Une chose que j’ai remarquée après sept albums est que c’est différent à chaque fois. Nous avons commencé comme nous le faisons toujours, Kevin [Churko], Maria et moi étant les principales personnes qui allaient écrire, et nous allions aller au studio avec un certain temps pour faire l’album. Cette fois nous voulions essayer d’avoir un peu plus d’idées avant d’y aller, plutôt que d’aller en studio sans rien du tout. Pour les deux derniers albums, nous avons été en studio avec quasiment aucune chanson et nous avons commencé à tout faire sur place, pour voir ce que nous pourrions trouver et pour conserver une certaine fraîcheur. Cette fois, nous avions quelques idées, rien de très élaboré… Mais je dirais que c’était un petit peu plus difficile parce que c’est notre septième album et nous nous mettons nous-mêmes une pression. Maria, Kevin et moi, nous mettons individuellement la pression sur nous-mêmes et sur les autres pour essayer d’obtenir ce que nous pensons être le meilleur album dont nous avons besoin. Nous nous sommes aussi un peu diversifiés cette fois et avons fait deux ou trois chansons avec d’autres compositeurs, principalement Randy [Weitzel], notre guitariste, et Travis [Johnson], notre bassiste, qui ont chacun écrit une chanson avec nous. Nous avons également fait une chanson intitulée « Legacy » avec quelques compositeurs de Los Angeles.

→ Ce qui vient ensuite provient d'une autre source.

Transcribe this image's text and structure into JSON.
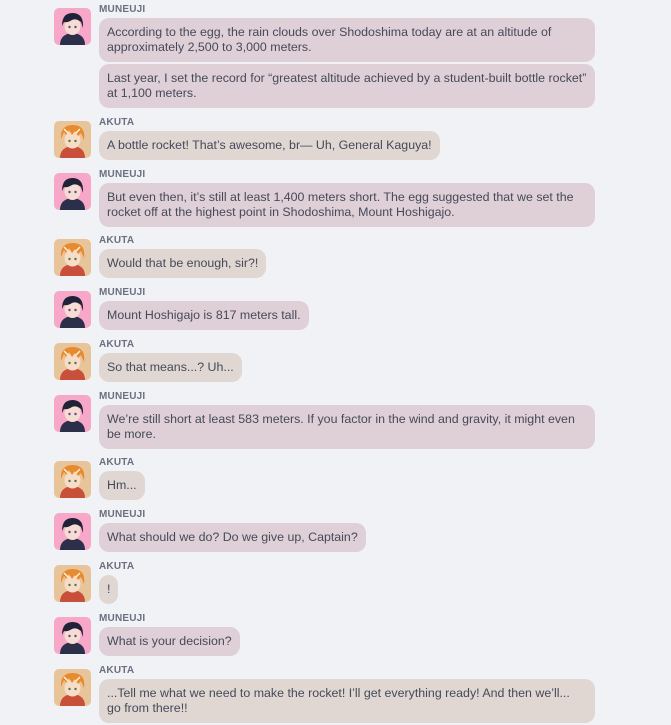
{
  "characters": {
    "muneuji": {
      "name": "MUNEUJI",
      "bubble_color": "#dfcfd6"
    },
    "akuta": {
      "name": "AKUTA",
      "bubble_color": "#e0d6d2"
    }
  },
  "messages": [
    {
      "speaker": "MUNEUJI",
      "lines": [
        "According to the egg, the rain clouds over Shodoshima today are at an altitude of approximately 2,500 to 3,000 meters.",
        "Last year, I set the record for “greatest altitude achieved by a student-built bottle rocket” at 1,100 meters."
      ]
    },
    {
      "speaker": "AKUTA",
      "lines": [
        "A bottle rocket! That’s awesome, br— Uh, General Kaguya!"
      ]
    },
    {
      "speaker": "MUNEUJI",
      "lines": [
        "But even then, it’s still at least 1,400 meters short. The egg suggested that we set the rocket off at the highest point in Shodoshima, Mount Hoshigajo."
      ]
    },
    {
      "speaker": "AKUTA",
      "lines": [
        "Would that be enough, sir?!"
      ]
    },
    {
      "speaker": "MUNEUJI",
      "lines": [
        "Mount Hoshigajo is 817 meters tall."
      ]
    },
    {
      "speaker": "AKUTA",
      "lines": [
        "So that means...? Uh..."
      ]
    },
    {
      "speaker": "MUNEUJI",
      "lines": [
        "We’re still short at least 583 meters. If you factor in the wind and gravity, it might even be more."
      ]
    },
    {
      "speaker": "AKUTA",
      "lines": [
        "Hm..."
      ]
    },
    {
      "speaker": "MUNEUJI",
      "lines": [
        "What should we do? Do we give up, Captain?"
      ]
    },
    {
      "speaker": "AKUTA",
      "lines": [
        "!"
      ]
    },
    {
      "speaker": "MUNEUJI",
      "lines": [
        "What is your decision?"
      ]
    },
    {
      "speaker": "AKUTA",
      "lines": [
        "...Tell me what we need to make the rocket! I’ll get everything ready! And then we’ll... go from there!!"
      ]
    }
  ]
}
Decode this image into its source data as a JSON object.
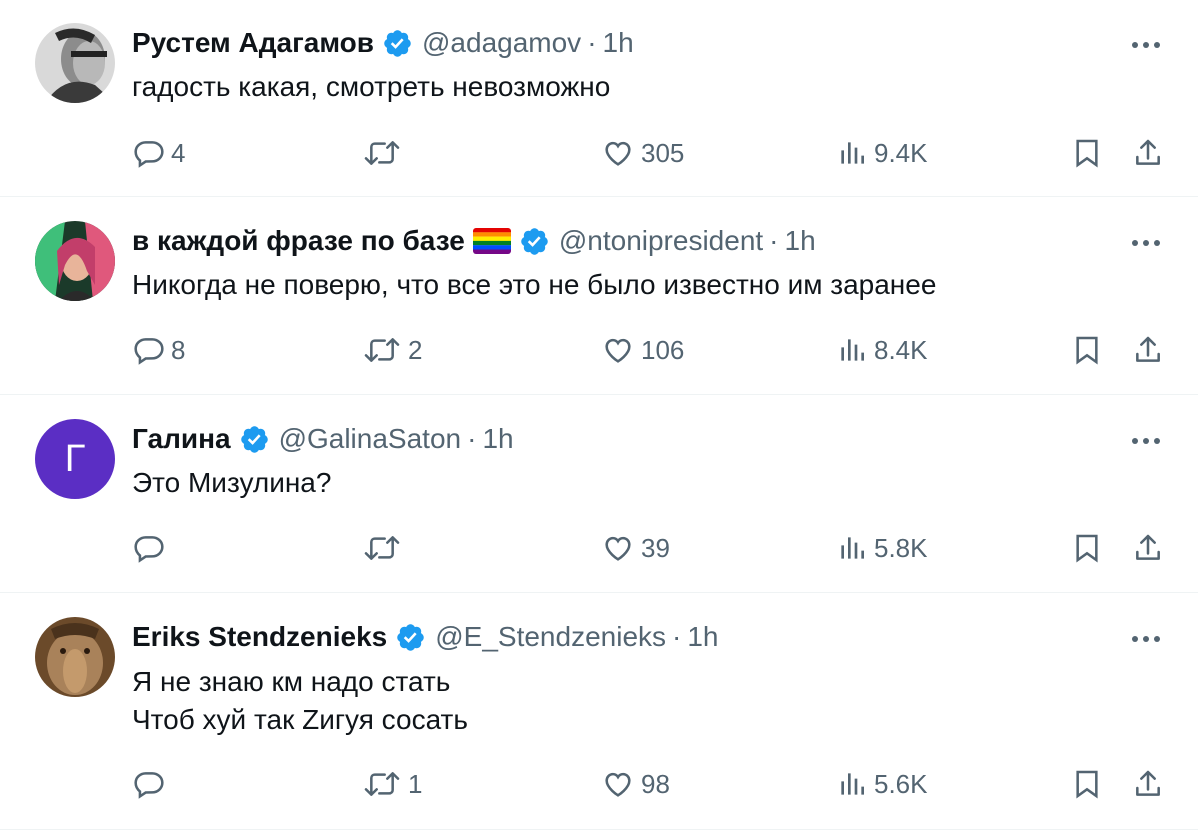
{
  "tweets": [
    {
      "name": "Рустем Адагамов",
      "handle": "@adagamov",
      "time": "1h",
      "text_lines": [
        "гадость какая, смотреть невозможно"
      ],
      "replies": "4",
      "reposts": "",
      "likes": "305",
      "views": "9.4K"
    },
    {
      "name": "в каждой фразе по базе",
      "handle": "@ntonipresident",
      "time": "1h",
      "text_lines": [
        "Никогда не поверю, что все это не было известно им заранее"
      ],
      "replies": "8",
      "reposts": "2",
      "likes": "106",
      "views": "8.4K"
    },
    {
      "name": "Галина",
      "handle": "@GalinaSaton",
      "time": "1h",
      "avatar_letter": "Г",
      "text_lines": [
        "Это Мизулина?"
      ],
      "replies": "",
      "reposts": "",
      "likes": "39",
      "views": "5.8K"
    },
    {
      "name": "Eriks Stendzenieks",
      "handle": "@E_Stendzenieks",
      "time": "1h",
      "text_lines": [
        "Я не знаю км надо стать",
        "Чтоб хуй так Zигуя сосать"
      ],
      "replies": "",
      "reposts": "1",
      "likes": "98",
      "views": "5.6K"
    }
  ],
  "separator": "·",
  "colors": {
    "text": "#0f1419",
    "secondary": "#536471",
    "verified": "#1d9bf0",
    "divider": "#eff3f4",
    "letter_avatar_bg": "#5b2ec4"
  },
  "icons": [
    "reply-icon",
    "repost-icon",
    "like-icon",
    "views-icon",
    "bookmark-icon",
    "share-icon",
    "more-icon",
    "verified-badge-icon",
    "rainbow-flag-icon"
  ]
}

Penses-tu que ça a joué un rôle dans le fait d’obtenir un album plus varié ?
C’est possible, à certains égards. Quand In This Moment a commencé, le groupe écrivait les chansons tous ensemble. Quand trois gars du groupe originel sont partis, il ne restait plus que Maria et moi, et notre producteur Kevin, pour écrire Blood. Au final, à l’époque, c’était notre album ayant eu le plus de succès et ça a changé notre carrière. Donc nous n’avons pas voulu tout d’un coup avoir de nouveaux membres et recommencer à écrire comme un groupe au complet, car ça n’avait jamais marché avant et notre succès est venu avec une petite équipe de compositeurs. Ça fait maintenant trois albums que nous avons faits avec Randy et Travis à nos côtés dans le groupe, et nous avons appris à étendre nos horizons et à être ouverts aux suggestions de notre maison de disques, genre : « Eh, pourquoi n’essayez-vous pas d’écrire une chanson avec telle personne ? Car elle a beaucoup de succès. » Voyons ce que ça donne ! Nous sommes assez protecteurs envers nos chansons et notre manière de composer. Maria n’aime pas chanter les textes de quelqu’un d’autre et veut se sentir connectée à tout ce qu’elle fait, donc c’est difficile mais nous apprenons aussi à essayer des choses. Je pense que ça apporte des choses différentes parfois quand on sort de notre zone de confort.
Vous avez donc une nouvelle fois travaillé avec votre producteur de longue date Kevin Churko. En fait, la seule fois où vous n’avez pas collaboré avec lui était sur votre premier album, et il semble être très impliqué dans le processus créatif. Dirais-tu que Kevin est devenu indissociable du son de In This Moment ?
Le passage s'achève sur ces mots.